According to a recent U.S. News & World Report article, many students do not ask enough questions or do thorough research before applying to a university. There is a lot you can learn by asking the right questions. Education experts recommend researching the following topics and asking many open-ended questions, such as:
- What employment opportunities are available to me after I graduate? The university’s admissions or career services office should be able to tell you about large employers nearby, which employers recruit on campus, and which employers are most likely to sponsor graduates’ work visas if you’re an international student.
- Can I talk with a current student or recent alumnus? Chatting in person or online with a fellow student is a great way to hear firsthand about what the university is really like, from someone who has similar experiences. Inquire about pros and cons of their university experience. Ask them about their experience coming to that university, and what they wish they had known before they arrived.
- What support services are available to me if I am an international student? For example, will the admissions office help you with immigration paperwork? Does the university offer English language tutoring? Do they help international students find work after graduation? (If so, they should be able to share job placement rates for your major.)
- What help can I receive paying for college? Ask the university’s admissions counselor or financial aid officer about scholarships or aid packages they think you might have the best chance of receiving and what the criteria is to receive this during your subsequent years in school. For example, you may need to maintain certain grades to continue to receive aid each year.

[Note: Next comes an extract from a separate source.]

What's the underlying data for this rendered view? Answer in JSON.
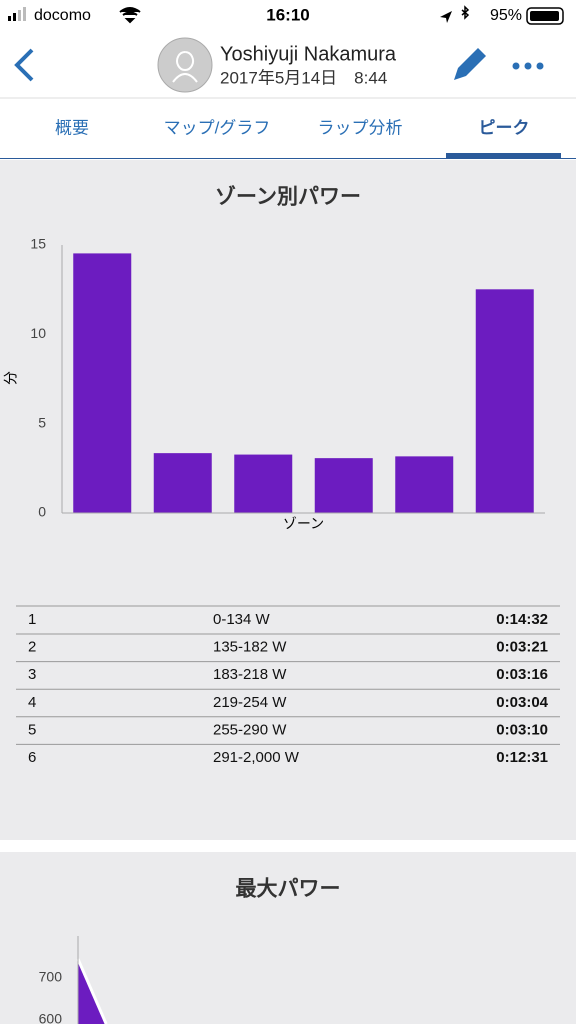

Also, find out if you are eligible for work-study programs or similar opportunities.
- What is the cost of living? Even if your tuition costs are covered, you’ll still need to know what other costs might be during and after your time in school. Find this information by looking at a cost of living calculator.
- What’s the climate? Ask for recommendations on preparing for each season. This might sound like a silly question, but you are likely to get some great advice. After all, you don’t want to end up in spending a winter in Boston without a down coat or pretty much any day in San Diego without strong sunscreen!

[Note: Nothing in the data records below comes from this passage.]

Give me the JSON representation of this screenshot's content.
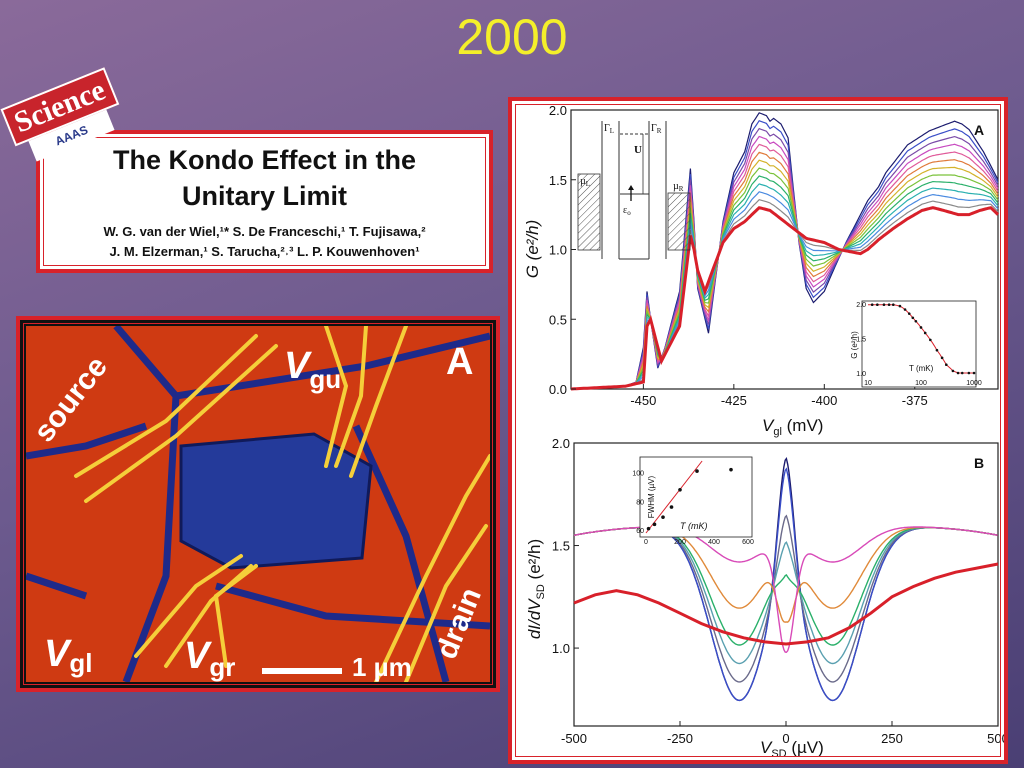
{
  "slide": {
    "title": "2000"
  },
  "paper": {
    "journal": "Science",
    "publisher": "AAAS",
    "title_line1": "The Kondo Effect in the",
    "title_line2": "Unitary Limit",
    "authors_line1": "W. G. van der Wiel,¹* S. De Franceschi,¹ T. Fujisawa,²",
    "authors_line2": "J. M. Elzerman,¹ S. Tarucha,²˒³ L. P. Kouwenhoven¹"
  },
  "micrograph": {
    "label_source": "source",
    "label_drain": "drain",
    "label_vgu": "V",
    "label_vgu_sub": "gu",
    "label_vgl": "V",
    "label_vgl_sub": "gl",
    "label_vgr": "V",
    "label_vgr_sub": "gr",
    "panel_label": "A",
    "scale_label": "1 µm",
    "colors": {
      "background": "#d23c12",
      "dot": "#1f2f8c",
      "gate": "#f6d24a"
    }
  },
  "chart_data": [
    {
      "type": "line",
      "panel_label": "A",
      "xlabel": "V",
      "xlabel_sub": "gl",
      "xlabel_unit": " (mV)",
      "ylabel": "G (e²/h)",
      "xlim": [
        -470,
        -352
      ],
      "ylim": [
        0,
        2.0
      ],
      "x_ticks": [
        -450,
        -425,
        -400,
        -375
      ],
      "y_ticks": [
        0.0,
        0.5,
        1.0,
        1.5,
        2.0
      ],
      "x_tick_labels": [
        "-450",
        "-425",
        "-400",
        "-375"
      ],
      "y_tick_labels": [
        "0.0",
        "0.5",
        "1.0",
        "1.5",
        "2.0"
      ],
      "series_colors": [
        "#1b1b6e",
        "#3a4ec8",
        "#7a4aa8",
        "#c84ac0",
        "#e05a9a",
        "#e07a3a",
        "#d4b22a",
        "#7ac23a",
        "#2ab06a",
        "#2ab0b0",
        "#4a8ae0",
        "#8a8a8a",
        "#d8202a"
      ],
      "series_hot": {
        "x": [
          -470,
          -455,
          -450,
          -449,
          -448,
          -445,
          -440,
          -437,
          -436,
          -435,
          -433,
          -428,
          -425,
          -422,
          -418,
          -415,
          -412,
          -410,
          -407,
          -405,
          -400,
          -396,
          -392,
          -390,
          -388,
          -385,
          -381,
          -377,
          -373,
          -370,
          -367,
          -363,
          -360,
          -357,
          -354,
          -352
        ],
        "y": [
          0.0,
          0.02,
          0.05,
          0.45,
          0.5,
          0.2,
          0.45,
          1.1,
          1.0,
          0.85,
          0.7,
          1.05,
          1.15,
          1.2,
          1.3,
          1.28,
          1.22,
          1.18,
          1.12,
          1.08,
          1.05,
          1.0,
          0.98,
          0.97,
          1.0,
          1.07,
          1.15,
          1.22,
          1.28,
          1.3,
          1.28,
          1.25,
          1.25,
          1.28,
          1.3,
          1.25
        ]
      },
      "series_cold": {
        "x": [
          -470,
          -455,
          -452,
          -450,
          -449,
          -448,
          -446,
          -444,
          -440,
          -437,
          -436,
          -435,
          -432,
          -428,
          -425,
          -422,
          -420,
          -418,
          -416,
          -415,
          -414,
          -412,
          -410,
          -409,
          -407,
          -405,
          -403,
          -400,
          -397,
          -394,
          -391,
          -388,
          -385,
          -383,
          -380,
          -377,
          -374,
          -371,
          -368,
          -366,
          -364,
          -362,
          -360,
          -358,
          -356,
          -354,
          -352
        ],
        "y": [
          0.0,
          0.02,
          0.05,
          0.3,
          0.7,
          0.5,
          0.15,
          0.3,
          0.7,
          1.58,
          1.2,
          0.72,
          0.4,
          1.2,
          1.55,
          1.7,
          1.9,
          1.98,
          1.96,
          1.92,
          1.94,
          1.9,
          1.8,
          1.55,
          1.05,
          0.72,
          0.62,
          0.7,
          0.88,
          1.05,
          1.2,
          1.35,
          1.45,
          1.55,
          1.65,
          1.75,
          1.8,
          1.85,
          1.88,
          1.9,
          1.92,
          1.9,
          1.86,
          1.78,
          1.7,
          1.6,
          1.5
        ]
      },
      "series_count": 13,
      "inset_top": {
        "xlabel": "T (mK)",
        "ylabel": "G (e²/h)",
        "xscale": "log",
        "xlim": [
          10,
          1000
        ],
        "ylim": [
          1.0,
          2.0
        ],
        "x_tick_labels": [
          "10",
          "100",
          "1000"
        ],
        "y_tick_labels": [
          "1.0",
          "1.5",
          "2.0"
        ],
        "x": [
          12,
          15,
          20,
          25,
          30,
          40,
          50,
          60,
          70,
          80,
          100,
          120,
          150,
          200,
          250,
          300,
          400,
          500,
          600,
          800,
          1000
        ],
        "y": [
          1.99,
          1.99,
          1.99,
          1.99,
          1.99,
          1.97,
          1.92,
          1.86,
          1.8,
          1.75,
          1.66,
          1.58,
          1.48,
          1.33,
          1.22,
          1.12,
          1.03,
          1.0,
          1.0,
          1.0,
          1.0
        ]
      },
      "inset_diagram": {
        "label_gamma_l": "Γ",
        "label_gamma_l_sub": "L",
        "label_gamma_r": "Γ",
        "label_gamma_r_sub": "R",
        "label_u": "U",
        "label_mu_l": "µ",
        "label_mu_l_sub": "L",
        "label_mu_r": "µ",
        "label_mu_r_sub": "R",
        "label_eps": "ε",
        "label_eps_sub": "o"
      }
    },
    {
      "type": "line",
      "panel_label": "B",
      "xlabel": "V",
      "xlabel_sub": "SD",
      "xlabel_unit": " (µV)",
      "ylabel": "dI/dV",
      "ylabel_sub": "SD",
      "ylabel_unit": " (e²/h)",
      "xlim": [
        -500,
        500
      ],
      "ylim": [
        0.62,
        2.0
      ],
      "x_ticks": [
        -500,
        -250,
        0,
        250,
        500
      ],
      "y_ticks": [
        1.0,
        1.5,
        2.0
      ],
      "x_tick_labels": [
        "-500",
        "-250",
        "0",
        "250",
        "500"
      ],
      "y_tick_labels": [
        "1.0",
        "1.5",
        "2.0"
      ],
      "series": [
        {
          "color": "#1b1b6e",
          "peak": 1.93,
          "width": 0.95
        },
        {
          "color": "#3a4ec8",
          "peak": 1.88,
          "width": 0.95
        },
        {
          "color": "#6a6a8a",
          "peak": 1.65,
          "width": 0.85
        },
        {
          "color": "#5aa0b0",
          "peak": 1.52,
          "width": 0.75
        },
        {
          "color": "#2ab06a",
          "peak": 1.36,
          "width": 0.65
        },
        {
          "color": "#e08a3a",
          "peak": 1.13,
          "width": 0.45
        },
        {
          "color": "#d84ab8",
          "peak": 0.98,
          "width": 0.2
        }
      ],
      "series_hot": {
        "x": [
          -500,
          -450,
          -400,
          -350,
          -300,
          -250,
          -200,
          -150,
          -100,
          -50,
          0,
          50,
          100,
          150,
          200,
          250,
          300,
          350,
          400,
          450,
          500
        ],
        "y": [
          1.22,
          1.26,
          1.28,
          1.26,
          1.22,
          1.17,
          1.12,
          1.08,
          1.05,
          1.03,
          1.02,
          1.03,
          1.05,
          1.1,
          1.17,
          1.25,
          1.3,
          1.34,
          1.37,
          1.39,
          1.41
        ]
      },
      "inset": {
        "xlabel": "T (mK)",
        "ylabel": "FWHM (µV)",
        "xlim": [
          0,
          600
        ],
        "ylim": [
          58,
          108
        ],
        "x_tick_labels": [
          "0",
          "200",
          "400",
          "600"
        ],
        "y_tick_labels": [
          "60",
          "80",
          "100"
        ],
        "x": [
          15,
          50,
          100,
          150,
          200,
          300,
          500
        ],
        "y": [
          61,
          64,
          69,
          76,
          88,
          101,
          102
        ],
        "fit_x": [
          0,
          330
        ],
        "fit_y": [
          58,
          108
        ]
      }
    }
  ]
}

- Can you describe the campus culture? It’s helpful to know about more than just what types of activities there are to do on and off campus. Ask lots of questions, such as: Can you tell me about the types of students who tend to thrive here? What are some good ways to get to know people as a new student on campus? What is the international community like on campus?
- What’s the best way to learn about the school if I can’t visit in person? Many universities participate in virtual college fairs and offer online open houses, webcasts, virtual tours to help students who aren’t able to tour campus before they apply or before they make their final enrollment decision.